Di luar kamar sempitnya, jalan yang ia cela dibangun orang-orang yang benar-benar bekerja. Pohon yang ia hina, bertumbuh rindang dan jadi tempat bermain anak-anak. Sementara Agie, masih menuduh dunia dari kasur bau dan layar retak.
Padahal kemiskinan Agie sendiri lebih banyak karena malas mandi, ogah kerja, dan percaya bahwa ketidakberdayaannya adalah semata-mata salah orang lain. Dalam kamus Agie, tanggung jawab pribadi sudah lama dihapus, diganti dengan kalimat pamungkas, “Pemerintah ngapain aja sih?”

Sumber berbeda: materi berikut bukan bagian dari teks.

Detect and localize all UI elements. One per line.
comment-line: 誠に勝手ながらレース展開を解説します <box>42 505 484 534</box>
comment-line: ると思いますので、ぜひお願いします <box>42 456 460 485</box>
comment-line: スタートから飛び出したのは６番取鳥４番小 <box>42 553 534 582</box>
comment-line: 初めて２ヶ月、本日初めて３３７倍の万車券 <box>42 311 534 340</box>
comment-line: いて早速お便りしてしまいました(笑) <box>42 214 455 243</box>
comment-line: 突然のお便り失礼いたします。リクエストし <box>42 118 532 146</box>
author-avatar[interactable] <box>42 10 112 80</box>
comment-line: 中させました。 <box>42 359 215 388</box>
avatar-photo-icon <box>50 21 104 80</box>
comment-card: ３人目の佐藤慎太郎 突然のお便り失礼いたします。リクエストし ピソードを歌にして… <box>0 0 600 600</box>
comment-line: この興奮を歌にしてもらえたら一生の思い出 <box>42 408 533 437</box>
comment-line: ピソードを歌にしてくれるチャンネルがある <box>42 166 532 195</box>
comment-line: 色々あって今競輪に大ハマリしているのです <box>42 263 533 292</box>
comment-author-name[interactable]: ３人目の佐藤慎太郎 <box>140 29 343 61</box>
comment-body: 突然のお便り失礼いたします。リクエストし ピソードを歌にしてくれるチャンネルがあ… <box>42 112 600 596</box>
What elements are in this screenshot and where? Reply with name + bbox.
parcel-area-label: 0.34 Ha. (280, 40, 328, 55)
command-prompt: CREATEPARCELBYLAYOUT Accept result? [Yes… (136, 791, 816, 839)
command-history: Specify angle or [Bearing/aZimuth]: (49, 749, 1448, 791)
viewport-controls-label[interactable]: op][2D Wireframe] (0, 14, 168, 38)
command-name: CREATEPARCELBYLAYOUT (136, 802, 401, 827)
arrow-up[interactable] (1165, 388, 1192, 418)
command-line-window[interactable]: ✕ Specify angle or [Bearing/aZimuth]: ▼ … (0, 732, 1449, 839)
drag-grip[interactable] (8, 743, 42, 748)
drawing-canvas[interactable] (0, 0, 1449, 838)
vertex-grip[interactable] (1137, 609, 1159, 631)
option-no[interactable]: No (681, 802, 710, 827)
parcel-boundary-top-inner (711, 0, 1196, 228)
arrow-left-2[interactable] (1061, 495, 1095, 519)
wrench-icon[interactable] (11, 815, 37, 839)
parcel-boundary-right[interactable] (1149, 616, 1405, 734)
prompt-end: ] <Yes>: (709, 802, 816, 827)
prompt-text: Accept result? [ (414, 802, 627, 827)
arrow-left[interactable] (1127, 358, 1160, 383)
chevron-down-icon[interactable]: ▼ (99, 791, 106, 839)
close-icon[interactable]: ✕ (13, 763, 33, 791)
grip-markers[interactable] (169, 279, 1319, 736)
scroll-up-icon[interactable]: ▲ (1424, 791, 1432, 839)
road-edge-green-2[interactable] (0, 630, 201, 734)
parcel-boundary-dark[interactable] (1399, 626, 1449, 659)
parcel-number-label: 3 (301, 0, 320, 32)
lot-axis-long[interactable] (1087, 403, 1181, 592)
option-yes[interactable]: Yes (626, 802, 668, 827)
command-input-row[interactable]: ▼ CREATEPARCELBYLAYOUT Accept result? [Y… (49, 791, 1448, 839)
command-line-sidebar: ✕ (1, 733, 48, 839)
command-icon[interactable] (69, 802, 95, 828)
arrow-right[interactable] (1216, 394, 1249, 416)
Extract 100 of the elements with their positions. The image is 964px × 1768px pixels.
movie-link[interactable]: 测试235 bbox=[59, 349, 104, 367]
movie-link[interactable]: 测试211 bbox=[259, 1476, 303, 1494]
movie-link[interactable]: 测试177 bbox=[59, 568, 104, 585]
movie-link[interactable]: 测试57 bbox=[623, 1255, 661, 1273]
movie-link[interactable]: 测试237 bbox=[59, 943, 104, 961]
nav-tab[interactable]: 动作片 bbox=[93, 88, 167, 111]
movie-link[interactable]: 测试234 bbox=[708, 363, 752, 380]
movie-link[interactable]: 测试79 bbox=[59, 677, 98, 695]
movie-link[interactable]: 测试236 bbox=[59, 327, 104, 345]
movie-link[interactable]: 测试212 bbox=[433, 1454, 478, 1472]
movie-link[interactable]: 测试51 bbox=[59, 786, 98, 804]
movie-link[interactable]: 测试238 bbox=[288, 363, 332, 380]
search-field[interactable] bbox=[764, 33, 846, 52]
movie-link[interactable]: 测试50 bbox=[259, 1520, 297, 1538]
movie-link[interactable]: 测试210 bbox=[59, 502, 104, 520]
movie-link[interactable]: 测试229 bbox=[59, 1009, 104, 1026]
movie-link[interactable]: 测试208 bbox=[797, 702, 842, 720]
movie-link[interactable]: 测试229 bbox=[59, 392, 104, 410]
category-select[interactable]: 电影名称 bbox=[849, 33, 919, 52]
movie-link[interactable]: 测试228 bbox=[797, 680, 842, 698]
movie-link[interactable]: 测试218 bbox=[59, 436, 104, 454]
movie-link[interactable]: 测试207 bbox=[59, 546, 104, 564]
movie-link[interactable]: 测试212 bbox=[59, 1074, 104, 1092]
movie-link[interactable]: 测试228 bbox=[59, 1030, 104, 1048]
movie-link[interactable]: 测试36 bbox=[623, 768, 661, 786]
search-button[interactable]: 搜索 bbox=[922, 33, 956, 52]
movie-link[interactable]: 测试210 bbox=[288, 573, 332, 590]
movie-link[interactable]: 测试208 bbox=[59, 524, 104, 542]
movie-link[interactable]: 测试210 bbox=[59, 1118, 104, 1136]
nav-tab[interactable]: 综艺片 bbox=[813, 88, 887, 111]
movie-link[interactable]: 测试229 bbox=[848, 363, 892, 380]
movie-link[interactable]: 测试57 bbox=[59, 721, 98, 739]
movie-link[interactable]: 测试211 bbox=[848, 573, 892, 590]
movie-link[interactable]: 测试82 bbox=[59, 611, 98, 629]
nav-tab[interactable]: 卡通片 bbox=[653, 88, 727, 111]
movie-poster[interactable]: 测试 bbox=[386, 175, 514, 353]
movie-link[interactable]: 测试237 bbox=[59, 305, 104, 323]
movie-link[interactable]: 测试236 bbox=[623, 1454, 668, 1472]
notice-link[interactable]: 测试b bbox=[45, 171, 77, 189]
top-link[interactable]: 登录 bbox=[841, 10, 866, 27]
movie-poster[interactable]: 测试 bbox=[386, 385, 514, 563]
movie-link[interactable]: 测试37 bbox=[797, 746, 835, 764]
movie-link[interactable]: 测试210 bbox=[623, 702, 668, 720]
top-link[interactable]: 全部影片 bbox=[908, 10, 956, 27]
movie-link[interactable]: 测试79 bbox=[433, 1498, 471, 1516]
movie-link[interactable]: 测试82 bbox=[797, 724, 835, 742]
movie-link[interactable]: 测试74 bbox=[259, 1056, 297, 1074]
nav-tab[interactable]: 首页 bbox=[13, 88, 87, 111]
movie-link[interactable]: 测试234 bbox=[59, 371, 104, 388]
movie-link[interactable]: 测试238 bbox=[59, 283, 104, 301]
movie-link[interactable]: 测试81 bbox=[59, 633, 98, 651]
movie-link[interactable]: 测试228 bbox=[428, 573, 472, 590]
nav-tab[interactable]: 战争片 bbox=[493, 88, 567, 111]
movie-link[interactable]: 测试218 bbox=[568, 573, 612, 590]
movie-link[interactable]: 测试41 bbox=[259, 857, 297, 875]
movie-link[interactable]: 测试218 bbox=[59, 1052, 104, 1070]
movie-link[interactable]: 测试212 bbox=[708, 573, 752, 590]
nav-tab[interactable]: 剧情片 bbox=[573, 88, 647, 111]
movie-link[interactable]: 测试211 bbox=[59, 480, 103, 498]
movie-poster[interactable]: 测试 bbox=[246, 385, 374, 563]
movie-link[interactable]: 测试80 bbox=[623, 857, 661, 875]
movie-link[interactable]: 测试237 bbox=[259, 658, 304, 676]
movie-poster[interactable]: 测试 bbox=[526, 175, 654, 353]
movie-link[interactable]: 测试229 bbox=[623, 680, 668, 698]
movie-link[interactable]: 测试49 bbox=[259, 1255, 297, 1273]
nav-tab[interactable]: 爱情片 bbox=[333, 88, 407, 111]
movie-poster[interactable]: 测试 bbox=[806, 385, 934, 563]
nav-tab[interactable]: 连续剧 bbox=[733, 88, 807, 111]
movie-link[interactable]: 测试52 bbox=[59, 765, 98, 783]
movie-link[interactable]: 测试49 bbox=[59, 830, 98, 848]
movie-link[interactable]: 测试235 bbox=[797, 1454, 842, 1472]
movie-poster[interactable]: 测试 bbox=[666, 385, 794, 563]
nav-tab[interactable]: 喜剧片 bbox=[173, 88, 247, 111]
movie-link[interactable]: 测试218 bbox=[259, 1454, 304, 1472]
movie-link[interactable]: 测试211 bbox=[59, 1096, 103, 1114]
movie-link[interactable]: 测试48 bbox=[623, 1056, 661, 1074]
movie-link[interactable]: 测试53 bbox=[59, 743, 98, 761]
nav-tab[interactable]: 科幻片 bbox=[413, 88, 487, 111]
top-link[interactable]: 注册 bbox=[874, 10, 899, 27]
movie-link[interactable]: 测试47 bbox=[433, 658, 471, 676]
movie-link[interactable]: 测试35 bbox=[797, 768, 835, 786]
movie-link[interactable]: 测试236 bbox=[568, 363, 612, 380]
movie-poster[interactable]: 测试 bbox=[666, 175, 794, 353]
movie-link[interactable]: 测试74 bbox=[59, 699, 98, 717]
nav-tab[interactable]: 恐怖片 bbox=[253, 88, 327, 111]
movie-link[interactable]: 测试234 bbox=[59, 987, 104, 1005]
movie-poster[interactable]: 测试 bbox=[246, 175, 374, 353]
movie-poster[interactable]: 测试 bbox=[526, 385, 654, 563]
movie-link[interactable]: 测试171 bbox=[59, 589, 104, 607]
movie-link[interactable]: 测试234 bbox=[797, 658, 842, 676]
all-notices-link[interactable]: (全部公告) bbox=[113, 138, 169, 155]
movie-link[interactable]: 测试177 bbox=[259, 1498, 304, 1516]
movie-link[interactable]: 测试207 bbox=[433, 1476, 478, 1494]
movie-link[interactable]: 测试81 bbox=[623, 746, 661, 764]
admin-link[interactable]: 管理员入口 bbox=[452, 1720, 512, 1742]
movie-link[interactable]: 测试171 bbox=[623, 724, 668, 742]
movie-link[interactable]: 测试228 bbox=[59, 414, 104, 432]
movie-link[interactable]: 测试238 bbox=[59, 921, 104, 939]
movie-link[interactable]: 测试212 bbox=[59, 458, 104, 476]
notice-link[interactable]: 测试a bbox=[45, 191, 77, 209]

Agie memang hebat. Ia bisa membuat berita kematian anak ayam jadi teori konspirasi. Bisa menjadikan foto pejabat tersenyum jadi bukti korupsi terselubung. Ia punya keahlian langka, membalik fakta dan memukulnya dengan retorika.
Orang-orang mulai mengenal akun-akun itu. Di grup keluarga, ibu-ibu mulai mengutip statusnya. Di grup alumni, bapak-bapak menyebarkan postingannya. Ia merasa berkuasa, meskipun yang disebar hanya hoaks setengah matang dan amarah basi. Ia seperti ilusi, tak nyata, tapi berisik.
Ia seperti penguasa kecil dunia digital. Segala hal ia komentari, segala keputusan ia cela. Padahal, untuk mengurus kebersihan kosannya sendiri pun ia tak sanggup. Di dunia maya ia rapi, suci, dan maha benar. Di dunia nyata, ia adalah gumpalan frustrasi yang menua tanpa arah.
Suatu hari, listrik di kamarnya padam. HPnya mati, koneksi putus, tak ada notifikasi, tak ada komentar, tak ada likes, tak ada dunia.
Dan untuk pertama kalinya, Agie sadar, tanpa akun-akun itu, ia tak lebih dari bayangan sendiri, teriak dalam gelap, berharap didengar, tapi tak pernah benar-benar ada.
Dan akhirnya, Agie kembali ke dunia nyata. Dunia yang tak bisa dikomentari begitu saja. Dunia yang menuntut kerja, bukan cuitan.
Kini, Agie duduk di warung, menatap ponsel mati, tak ada yang peduli. Ia bukan siapa-siapa. Bahkan colokan pun menolaknya, listrik sudah diputus.
Ia mendengar tawa anak-anak dari taman kota. Taman yang dulu ia sebut “proyek bancakan.” Ia melihat jalan mulus yang dulu ia sebut “jalan ke neraka korupsi.” Semua itu nyata, semua itu hasil kerja. Sementara hasil kerjanya? Hanya amarah kosong dan pengikut palsu.
Dan di tengah kesunyian, Agie akhirnya sadar satu hal, Tuhan sejati tidak tinggal di kolom komentar.